Lübnan’ın güneyinde İsrail sınırında yaşanan çatışmalar, bölge halkının uzun zamandır beklediği zeytin hasadına engel oluyor.
Lübnan’da bir kültürü ve yaşam biçimini temsil eden zeytin ağacı, 1978-2000 yıllarında İsrail işgaline maruz kalan ülkenin güneyinde “direnişin sembolü” kabul ediliyor.
İsrail, başta Hizbullah olmak üzere birçok silahlı grupla çatıştıktan sonra 2000’de Lübnan’ın güneyinden çekildi. Ancak, Şeba Çiftlikleri, Kefr Şuba Tepeleri ve Gacer köyü hâlâ İsrail işgali altında bulunuyor.
Bölge sakini Muhammed Abdulkerim: “Zorluklara ve acılara rağmen zeytinlerimizi toplamakta ısrarcıyız. Siyonistlerin 1948’de Filistin’i işgal etmesinden bu yana bu bölgede cefa çekmeye alışığız”
İSRAİL-LÜBNAN SINIRINDAKİ ÇATIŞMALAR
İsrail’in abluka altındaki Gazze Şeridi’ne başlattığı saldırıların ardından dikkatlerin çevrildiği noktalardan biri yine Lübnan-İsrail sınırı oldu.
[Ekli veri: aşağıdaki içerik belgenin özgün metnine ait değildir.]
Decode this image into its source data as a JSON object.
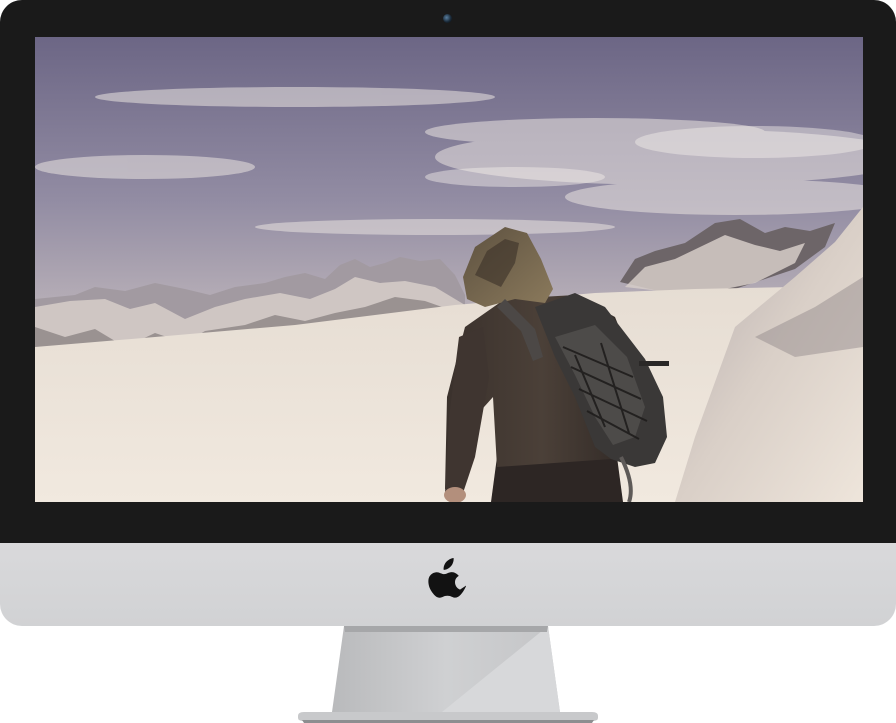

Sınır bölgesi 8 Ekim’den bu yana Hizbullah ile İsrail ordusu arasında karşılıklı saldırılara sahne oluyor. Yaklaşık 100 kilometrelik Lübnan-İsrail sınır hattında zaman zaman meydana gelen çatışmalar, çiftçilerin ve bölge sakinlerinin tarım arazilerine ulaşmasına engel teşkil ediyor.
İSRAİL’iN SALDIRILARINDA 40 BİN ZEYTİN AĞACI YANDI
Lübnan Tarım Bakanı Abbas Hacı Hasan “İlk belirlemelere göre, İsrail’in Lübnan’ın güneyine saldırıları sonucu en az 40 bin zeytin ağacı tamamen yandı. İsrail’in özellikle uluslararası yasaklı fosfor bombaları kullanması sonucu binlerce hektar tarım ve orman arazisi yakıldı.” diye konuştu.
Bu durumun ülkenin güneyindeki zeytin ve zeytinyağı üretim sezonunu olumsuz etkilediğini söyleyen Hasan, özellikle çok sayıda çiftçinin saldırılar nedeniyle mahsulünü toplamak üzere arazilerine ulaşamadığına ve hasat için hayatlarını tehlikeye atmaları gerektiğine işaret etti.
ZORLUKLARA RAĞMEN ZEYTİNLERİMİZİ TOPLAYACAĞIZ
Şebaa köyünün yakınlarında yaşayan 65 yaşındaki Muhammed Abdulkerim, İsrail askeri bölgesinin karşısında yer alan arazisinde, bölgede neredeyse her gün silahlı çatışma ve bombalı çatışmalar yaşanmasına rağmen zeytin hasadını yapmakta kararlı.
“Zorluklara ve acılara rağmen zeytinlerimizi toplamakta ısrarcıyız. Siyonistlerin 1948’de Filistin’i işgal etmesinden bu yana bu bölgede cefa çekmeye alışığız.” dedi.